Radiation Oncology Department, Fondazione IRCCS Policlinico S. Matteo, Viale Golgi 19, 27100, Pavia, Italy.
Azienda Ospedaliera San Gerardo, Monza, Italy.
Radiat Oncol. 2020 Mar 12;15(1):62. doi: 10.1186/s13014-020-01504-8.

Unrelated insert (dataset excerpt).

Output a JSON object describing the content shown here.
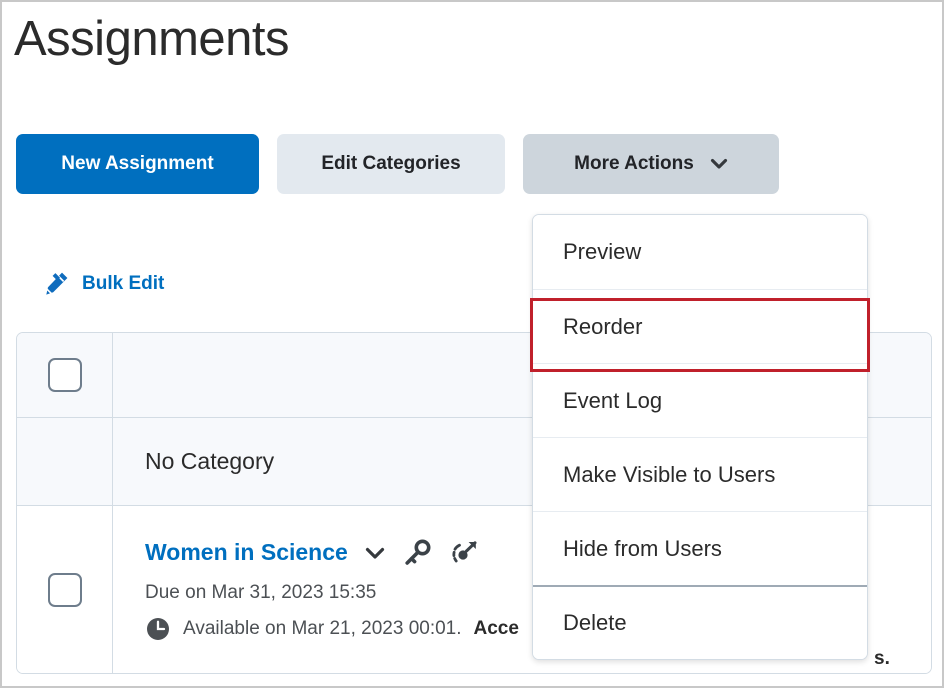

Advances in therapy have resulted in improved cure rates and an increasing number of long-term Hodgkin's lymphoma (HL) survivors. However, radiotherapy (RT)-related late effects are still a significant issue, particularly for younger patients with mediastinal disease (secondary cancers, heart diseases). In many Centers, technological evolution has substantially changed RT planning and delivery. This consensus document aims to analyze the current knowledge of Intensity-Modulated Radiation Therapy (IMRT) and Image-Guided Radiation Therapy (IGRT) for mediastinal HL and formulate practical recommendations based on scientific evidence and expert opinions.
A dedicated working group was set up within the Fondazione Italiana Linfomi (FIL) Radiotherapy Committee in May 2018. After a first meeting, the group adopted a dedicated platform to share retrieved articles and other material. Two group coordinators redacted a first document draft, that was further discussed and finalized in two subsequent meetings. Topics of interest were: 1) Published data comparing 3D-conformal radiotherapy (3D-CRT) and IMRT 2) dose objectives for the organs at risk 3) IGRT protocols and motion management.
Data review showed that IMRT might allow for an essential reduction in the high-dose regions for all different thoracic OAR. As very few studies included specific dose constraints for lungs and breasts, the low-dose component for these OAR resulted slightly higher with IMRT vs. 3D-CRT, depending on the technique used. We propose a set of dose objectives for the heart, breasts, lungs, and thyroid. The use of IGRT is advised for margin reduction without specific indications, such as the use of breath-holding techniques. An individual approach, including comparative planning and considering different risk factors for late morbidity, is recommended for each patient.
As HL therapy continues to evolve, with an emphasis on treatment reduction, radiation oncologists should use at best all the available tools to minimize the dose to organs at risk and optimize treatment plans. This document provides indications on the use of IMRT/IGRT based on expert consensus, providing a basis for clinical implementation and future development.
治疗的进步提高了治愈率,并使越来越多的霍奇金淋巴瘤(HL)长期幸存者增加。然而,放射治疗(RT)相关的晚期效应仍然是一个重大问题,尤其是对于纵隔疾病(继发性癌症,心脏病)的年轻患者。在许多中心,技术的发展极大地改变了 RT 计划和实施。本共识文件旨在分析适形调强放疗(IMRT)和图像引导放疗(IGRT)在纵隔 HL 中的应用现状,并基于科学证据和专家意见制定实用建议。
2018 年 5 月,意大利淋巴瘤基金会(FIL)放射治疗委员会成立了一个专门的工作组。在第一次会议之后,该小组采用了一个专用平台来共享检索到的文章和其他材料。两名小组协调员起草了第一份文件草案,然后在随后的两次会议上进一步讨论和定稿。感兴趣的主题包括:1)比较 3D 适形放疗(3D-CRT)和 IMRT 的已发表数据;2)危及器官的剂量目标;3)IGRT 方案和运动管理。
数据审查表明,IMRT 可能会使所有不同的胸部 OAR 的高剂量区域明显减少。由于很少有研究为肺和乳房规定了特定的剂量限制,因此与 3D-CRT 相比,IMRT 对这些 OAR 的低剂量成分略高,这取决于所使用的技术。我们提出了一套针对心脏,乳房,肺和甲状腺的剂量目标。建议在没有特定指示(例如使用屏气技术)的情况下使用 IGRT 以减少边缘,例如使用屏气技术。建议对每个患者采用个体化方法,包括比较计划并考虑晚期发病的不同危险因素。
随着 HL 治疗的不断发展,重点是减少治疗,放射肿瘤学家应尽可能利用所有可用工具将危及器官的剂量降至最低,并优化治疗计划。本文档基于专家共识提供了有关 IMRT/IGRT 使用的说明,为临床实施和未来发展提供了基础。